Interested businesses or individuals get a tax form from the IRS and then set up a Qualified Opportunity Fund. This fund is made up of capital earned and then given to a project in one of the zones for an extended period of time.
Investors can receive substantial capital gain tax incentives immediately and over the long-term in exchange for investing in Qualified Opportunity Zones.
The funds can be used to create new businesses, new commercial or residential real estate or infrastructure. They can also be used to invest in existing businesses if it doubles the investment basis over 30 months.
According to MSHDA, to qualify for nomination as an Opportunity Zone, a census tract must meet the following low-income requirements:
- A poverty rate of at least 20 percent
- A median family income of no more than 80 percent of the statewide median family income for census tracts within non-metropolitan areas.
There is no cap on the amount of capital that can be invested into Qualified Opportunity Zones.
In many ways these projects are a benefit for both investors and the community. However, the program is not without certain flaws.
Pavelko believes the timeline for investors could use some tweaking. To realize the full benefit, an investment would have to be made by the end of this year. This means the full tax deferment will not go beyond 2026, if that deadline is not met.
There will still be a deferment, just not as much.
She is, however, confident that there will still be more investing in 2020.
For all the potential help, OZs are not a magic wand that will have the neighborhoods instantly begin to catch up with downtown Detroit’s recovery.
“The OZ incentive is not an upfront gap funding tool,” says Pavelko. “Neighborhood deals in Detroit typically have significant gaps in the capital stacks thus requiring extensive grant funding and subsidized debt which the OZ tax deferral doesn’t offer. While it can help strengthen a deal, it doesn’t close the significant gaps seen in neighborhood deals. We will continue to rely heavily on other incentives to make neighborhood deals happen.”
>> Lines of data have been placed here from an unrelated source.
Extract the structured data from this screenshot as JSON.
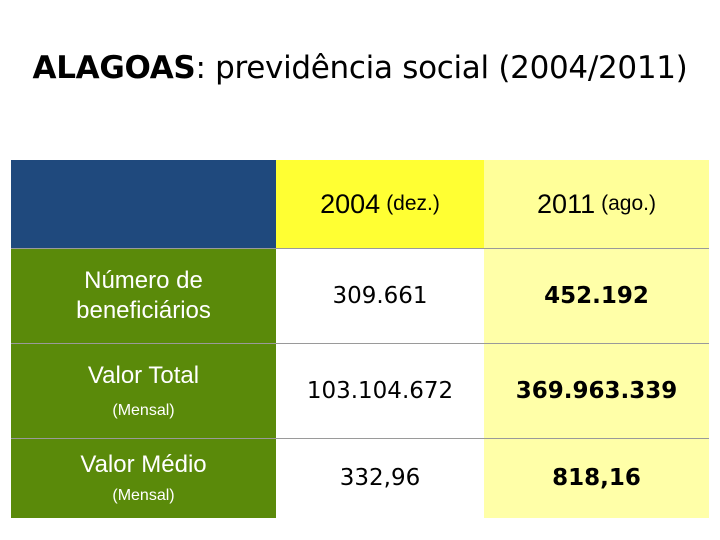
{
  "title": {
    "bold": "ALAGOAS",
    "rest": ": previdência social (2004/2011)"
  },
  "columns": [
    {
      "year": "2004",
      "period": "(dez.)"
    },
    {
      "year": "2011",
      "period": "(ago.)"
    }
  ],
  "rows": [
    {
      "label": "Número de beneficiários",
      "sublabel": "",
      "v2004": "309.661",
      "v2011": "452.192"
    },
    {
      "label": "Valor Total",
      "sublabel": "(Mensal)",
      "v2004": "103.104.672",
      "v2011": "369.963.339"
    },
    {
      "label": "Valor Médio",
      "sublabel": "(Mensal)",
      "v2004": "332,96",
      "v2011": "818,16"
    }
  ],
  "colors": {
    "header_corner": "#1f497d",
    "row_label": "#5a8a0a",
    "col2004_header": "#ffff33",
    "col2011": "#ffffa8"
  }
}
Like Pavelko, the Flint Chamber’s Rossmaessler sees a lot of potential but says things can be improved.”
One problem that occurs is the need for residency in the Opportunity Zones. This discrepancy can cause areas that have the same economic issues, and could use the same investor TLC, are not eligible as their neighbors.
“They’re not the traditional census tracts that developers are usually thinking about,” Rossmaessler says. “We want to provide an opportunity for them to think and dream about what is possible with these parcels. Flint (and likely other cities) has neighborhoods that need help but don’t qualify, but are surrounded by ones that are.”
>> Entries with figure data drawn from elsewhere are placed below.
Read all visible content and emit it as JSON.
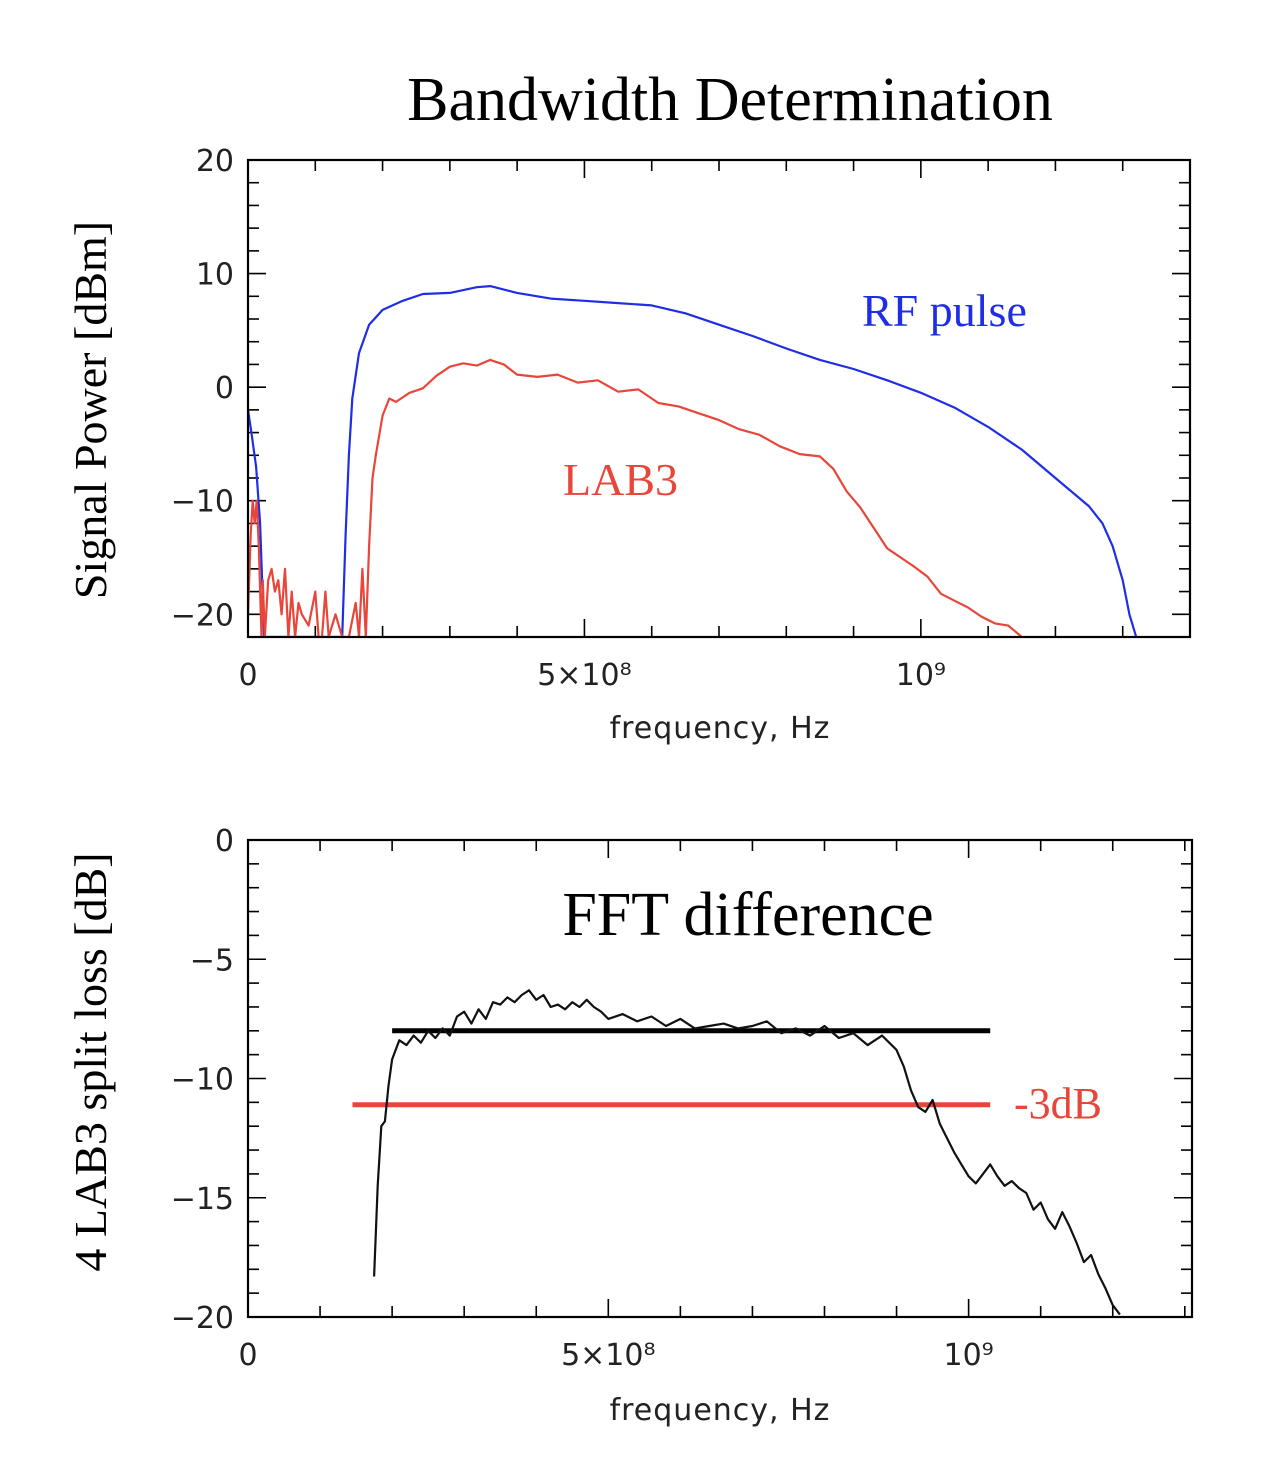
{
  "title": "Bandwidth Determination",
  "colors": {
    "rf_pulse": "#1f2ee6",
    "lab3": "#e8463a",
    "fft": "#111111",
    "minus3db": "#e8463a"
  },
  "chart_data": [
    {
      "type": "line",
      "ylabel": "Signal Power [dBm]",
      "xlabel": "frequency, Hz",
      "xlim": [
        0,
        1400000000
      ],
      "ylim": [
        -22,
        20
      ],
      "x_ticks": [
        {
          "value": 0,
          "label": "0"
        },
        {
          "value": 500000000,
          "label": "5×10⁸"
        },
        {
          "value": 1000000000,
          "label": "10⁹"
        }
      ],
      "y_ticks": [
        {
          "value": 20,
          "label": "20"
        },
        {
          "value": 10,
          "label": "10"
        },
        {
          "value": 0,
          "label": "0"
        },
        {
          "value": -10,
          "label": "−10"
        },
        {
          "value": -20,
          "label": "−20"
        }
      ],
      "annotations": [
        {
          "text": "RF pulse",
          "color": "#1f2ee6"
        },
        {
          "text": "LAB3",
          "color": "#e8463a"
        }
      ],
      "series": [
        {
          "color": "#1f2ee6",
          "x": [
            0,
            5000000,
            12000000,
            18000000,
            24000000,
            140000000,
            145000000,
            150000000,
            155000000,
            165000000,
            180000000,
            200000000,
            230000000,
            260000000,
            300000000,
            340000000,
            360000000,
            400000000,
            450000000,
            500000000,
            550000000,
            600000000,
            650000000,
            700000000,
            750000000,
            800000000,
            850000000,
            900000000,
            950000000,
            1000000000,
            1050000000,
            1100000000,
            1150000000,
            1200000000,
            1230000000,
            1250000000,
            1270000000,
            1285000000,
            1300000000,
            1310000000,
            1320000000
          ],
          "y": [
            -2,
            -4,
            -7,
            -12,
            -22,
            -22,
            -13,
            -6,
            -1,
            3,
            5.5,
            6.8,
            7.6,
            8.2,
            8.3,
            8.8,
            8.9,
            8.3,
            7.8,
            7.6,
            7.4,
            7.2,
            6.5,
            5.5,
            4.5,
            3.4,
            2.4,
            1.6,
            0.6,
            -0.5,
            -1.8,
            -3.5,
            -5.5,
            -8,
            -9.5,
            -10.5,
            -12,
            -14,
            -17,
            -20,
            -22
          ]
        },
        {
          "color": "#e8463a",
          "x": [
            0,
            4000000,
            7000000,
            10000000,
            13000000,
            16000000,
            20000000,
            22000000,
            25000000,
            30000000,
            35000000,
            40000000,
            45000000,
            50000000,
            55000000,
            60000000,
            65000000,
            70000000,
            75000000,
            80000000,
            90000000,
            100000000,
            105000000,
            110000000,
            115000000,
            120000000,
            130000000,
            140000000,
            150000000,
            160000000,
            165000000,
            170000000,
            175000000,
            180000000,
            185000000,
            190000000,
            200000000,
            210000000,
            220000000,
            240000000,
            260000000,
            280000000,
            300000000,
            320000000,
            340000000,
            360000000,
            380000000,
            400000000,
            430000000,
            460000000,
            490000000,
            520000000,
            550000000,
            580000000,
            610000000,
            640000000,
            670000000,
            700000000,
            730000000,
            760000000,
            790000000,
            820000000,
            850000000,
            870000000,
            890000000,
            910000000,
            930000000,
            950000000,
            970000000,
            990000000,
            1010000000,
            1030000000,
            1050000000,
            1070000000,
            1090000000,
            1110000000,
            1130000000,
            1140000000,
            1150000000
          ],
          "y": [
            -20,
            -13,
            -10,
            -12,
            -10,
            -14,
            -22,
            -17,
            -22,
            -17,
            -16,
            -18,
            -17,
            -20,
            -16,
            -22,
            -18,
            -22,
            -19,
            -20,
            -21,
            -18,
            -22,
            -22,
            -18,
            -22,
            -20,
            -22,
            -22,
            -19,
            -22,
            -16,
            -22,
            -14,
            -8,
            -6,
            -2.5,
            -1,
            -1.3,
            -0.5,
            -0.1,
            1.0,
            1.8,
            2.1,
            1.9,
            2.4,
            2.0,
            1.1,
            0.9,
            1.1,
            0.4,
            0.6,
            -0.4,
            -0.2,
            -1.4,
            -1.7,
            -2.3,
            -2.9,
            -3.7,
            -4.2,
            -5.2,
            -5.9,
            -6.1,
            -7.2,
            -9.2,
            -10.6,
            -12.4,
            -14.2,
            -15.0,
            -15.8,
            -16.7,
            -18.2,
            -18.8,
            -19.4,
            -20.2,
            -20.8,
            -21.0,
            -21.5,
            -22
          ]
        }
      ]
    },
    {
      "type": "line",
      "ylabel": "4 LAB3 split loss [dB]",
      "xlabel": "frequency, Hz",
      "xlim": [
        0,
        1310000000
      ],
      "ylim": [
        -20,
        0
      ],
      "x_ticks": [
        {
          "value": 0,
          "label": "0"
        },
        {
          "value": 500000000,
          "label": "5×10⁸"
        },
        {
          "value": 1000000000,
          "label": "10⁹"
        }
      ],
      "y_ticks": [
        {
          "value": 0,
          "label": "0"
        },
        {
          "value": -5,
          "label": "−5"
        },
        {
          "value": -10,
          "label": "−10"
        },
        {
          "value": -15,
          "label": "−15"
        },
        {
          "value": -20,
          "label": "−20"
        }
      ],
      "annotations": [
        {
          "text": "FFT difference",
          "color": "#000000"
        },
        {
          "text": "-3dB",
          "color": "#e8463a"
        }
      ],
      "reference_lines": [
        {
          "y": -8,
          "x": [
            200000000,
            1030000000
          ],
          "color": "#000000"
        },
        {
          "y": -11.1,
          "x": [
            145000000,
            1030000000
          ],
          "color": "#e8463a"
        }
      ],
      "series": [
        {
          "color": "#111111",
          "x": [
            175000000,
            180000000,
            185000000,
            190000000,
            195000000,
            200000000,
            210000000,
            220000000,
            230000000,
            240000000,
            250000000,
            260000000,
            270000000,
            280000000,
            290000000,
            300000000,
            310000000,
            320000000,
            330000000,
            340000000,
            350000000,
            360000000,
            370000000,
            380000000,
            390000000,
            400000000,
            410000000,
            420000000,
            430000000,
            440000000,
            450000000,
            460000000,
            470000000,
            480000000,
            490000000,
            500000000,
            520000000,
            540000000,
            560000000,
            580000000,
            600000000,
            620000000,
            640000000,
            660000000,
            680000000,
            700000000,
            720000000,
            740000000,
            760000000,
            780000000,
            800000000,
            820000000,
            840000000,
            860000000,
            880000000,
            900000000,
            910000000,
            920000000,
            930000000,
            940000000,
            950000000,
            960000000,
            970000000,
            980000000,
            990000000,
            1000000000,
            1010000000,
            1020000000,
            1030000000,
            1040000000,
            1050000000,
            1060000000,
            1070000000,
            1080000000,
            1090000000,
            1100000000,
            1110000000,
            1120000000,
            1130000000,
            1140000000,
            1150000000,
            1160000000,
            1170000000,
            1180000000,
            1190000000,
            1200000000,
            1210000000
          ],
          "y": [
            -18.3,
            -14.5,
            -12,
            -11.8,
            -10.3,
            -9.2,
            -8.4,
            -8.6,
            -8.2,
            -8.5,
            -8.0,
            -8.3,
            -7.9,
            -8.2,
            -7.4,
            -7.2,
            -7.7,
            -7.1,
            -7.5,
            -6.8,
            -6.9,
            -6.6,
            -6.8,
            -6.5,
            -6.3,
            -6.7,
            -6.5,
            -7.0,
            -6.9,
            -7.1,
            -6.8,
            -7.0,
            -6.7,
            -7.0,
            -7.2,
            -7.5,
            -7.3,
            -7.6,
            -7.4,
            -7.8,
            -7.5,
            -7.9,
            -7.8,
            -7.7,
            -7.9,
            -7.8,
            -7.6,
            -8.1,
            -7.9,
            -8.2,
            -7.8,
            -8.3,
            -8.1,
            -8.6,
            -8.2,
            -8.8,
            -9.5,
            -10.5,
            -11.2,
            -11.4,
            -10.9,
            -11.9,
            -12.5,
            -13.1,
            -13.6,
            -14.1,
            -14.4,
            -14.0,
            -13.6,
            -14.1,
            -14.5,
            -14.3,
            -14.6,
            -14.8,
            -15.5,
            -15.2,
            -15.9,
            -16.3,
            -15.6,
            -16.2,
            -16.9,
            -17.7,
            -17.4,
            -18.2,
            -18.8,
            -19.5,
            -19.9
          ]
        }
      ]
    }
  ]
}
One example is the Old Buick building,, which could be a boon to the economy if it could get investors. It meets all the other qualifications, except residents.
OZ is a relatively new program, and one that requires patience, courage, investigation, and planning. That said, it is called an opportunity zone for a reason.
There is opportunity for those looking to invest and those who need capital to make their community better may have new allies they never expected.